Abby looked back at the objects on Grandpa’s desk. At first she grabbed the bowl; it was the shape that had rewarded her. But that wasn’t how her life had been. She’d had to work for what she achieved. She’d been through pain. She’d faced the difficult. She put on a glove and grabbed the star. It vibrated in her hands as it tried to shock her. That was more like her life so far—one shock after another.
She dropped the object into the holding area, hoping the heart wouldn’t come out with the ability to shock. It slowly closed.
Ready?
No. She wasn’t. Her life had been like that shocking star. She returned to her design and added a star to the front of her heart, long and short rays of light reaching out from it in all directions. Like a small firework. It didn’t look half bad.
She approved her design, and the machine began to do its work. It heated up and began to move and shake.
Grandpa appeared, walking toward the corner of his office that held the metal shop machine. “Very good. Because we can’t see the future, no one makes perfect choices all the time. In fact, even if we could see the future, I doubt we could make perfect choices. But after we make a choice, make the most of it. Learn from it. Choose to take the difficult and make something worthwhile out of it.”

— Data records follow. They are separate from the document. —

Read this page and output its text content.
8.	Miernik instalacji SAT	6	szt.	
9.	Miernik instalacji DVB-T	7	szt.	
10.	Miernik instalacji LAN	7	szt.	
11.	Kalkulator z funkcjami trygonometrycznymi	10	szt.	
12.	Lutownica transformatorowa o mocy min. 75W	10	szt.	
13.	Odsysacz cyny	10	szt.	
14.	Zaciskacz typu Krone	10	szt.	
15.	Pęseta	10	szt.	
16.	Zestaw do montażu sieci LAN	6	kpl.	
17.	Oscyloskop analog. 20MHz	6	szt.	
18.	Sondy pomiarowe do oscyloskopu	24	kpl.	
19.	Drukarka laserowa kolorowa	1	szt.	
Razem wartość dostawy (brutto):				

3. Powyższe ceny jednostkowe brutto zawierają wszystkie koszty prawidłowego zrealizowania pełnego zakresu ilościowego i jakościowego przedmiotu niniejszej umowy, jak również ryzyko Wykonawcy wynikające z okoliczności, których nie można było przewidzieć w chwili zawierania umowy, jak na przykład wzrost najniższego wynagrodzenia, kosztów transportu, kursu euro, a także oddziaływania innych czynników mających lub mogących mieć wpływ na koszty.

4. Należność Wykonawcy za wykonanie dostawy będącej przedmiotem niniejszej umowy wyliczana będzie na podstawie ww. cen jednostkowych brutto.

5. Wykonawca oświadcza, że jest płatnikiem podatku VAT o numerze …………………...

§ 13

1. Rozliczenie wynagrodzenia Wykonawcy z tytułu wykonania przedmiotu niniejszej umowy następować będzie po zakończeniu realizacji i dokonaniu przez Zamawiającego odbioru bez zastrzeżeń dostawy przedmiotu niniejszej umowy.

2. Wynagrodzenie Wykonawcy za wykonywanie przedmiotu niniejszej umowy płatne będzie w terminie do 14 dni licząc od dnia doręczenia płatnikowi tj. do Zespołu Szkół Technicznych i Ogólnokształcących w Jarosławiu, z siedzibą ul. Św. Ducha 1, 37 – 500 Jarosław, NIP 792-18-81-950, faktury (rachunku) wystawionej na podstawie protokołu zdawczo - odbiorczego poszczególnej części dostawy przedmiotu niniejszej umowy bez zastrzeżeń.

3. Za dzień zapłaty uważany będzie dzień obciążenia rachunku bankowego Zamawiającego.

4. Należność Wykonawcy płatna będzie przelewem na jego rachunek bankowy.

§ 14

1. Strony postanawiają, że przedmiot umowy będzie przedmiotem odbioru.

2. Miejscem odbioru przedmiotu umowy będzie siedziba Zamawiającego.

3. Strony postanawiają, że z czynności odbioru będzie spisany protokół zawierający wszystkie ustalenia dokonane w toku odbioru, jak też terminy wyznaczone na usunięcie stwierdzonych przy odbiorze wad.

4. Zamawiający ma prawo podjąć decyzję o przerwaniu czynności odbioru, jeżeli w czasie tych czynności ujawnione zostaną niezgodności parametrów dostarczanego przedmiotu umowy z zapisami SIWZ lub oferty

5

He took a few more steps, his cane in hand. “Another lesson of the future is that trying once is rarely good enough. You must keep at it. It is a game of diligence. Being steady is better than genius. Trying invincibly day after day is better than small moments of brilliance.”
Abby liked that. It felt true. Of course she probably liked it more because she could try; she could press forward. And she didn’t feel like she’d had too many moments of brilliance.
Grandpa looked back at the objects. “Remember, try over and over again. You have some work to do.”
Oh, no. That was probably literal. In true Grandpa style, she’d have to prove she could try, over and over again. She had to make object after object into something worthwhile.
And she still didn’t have her answer.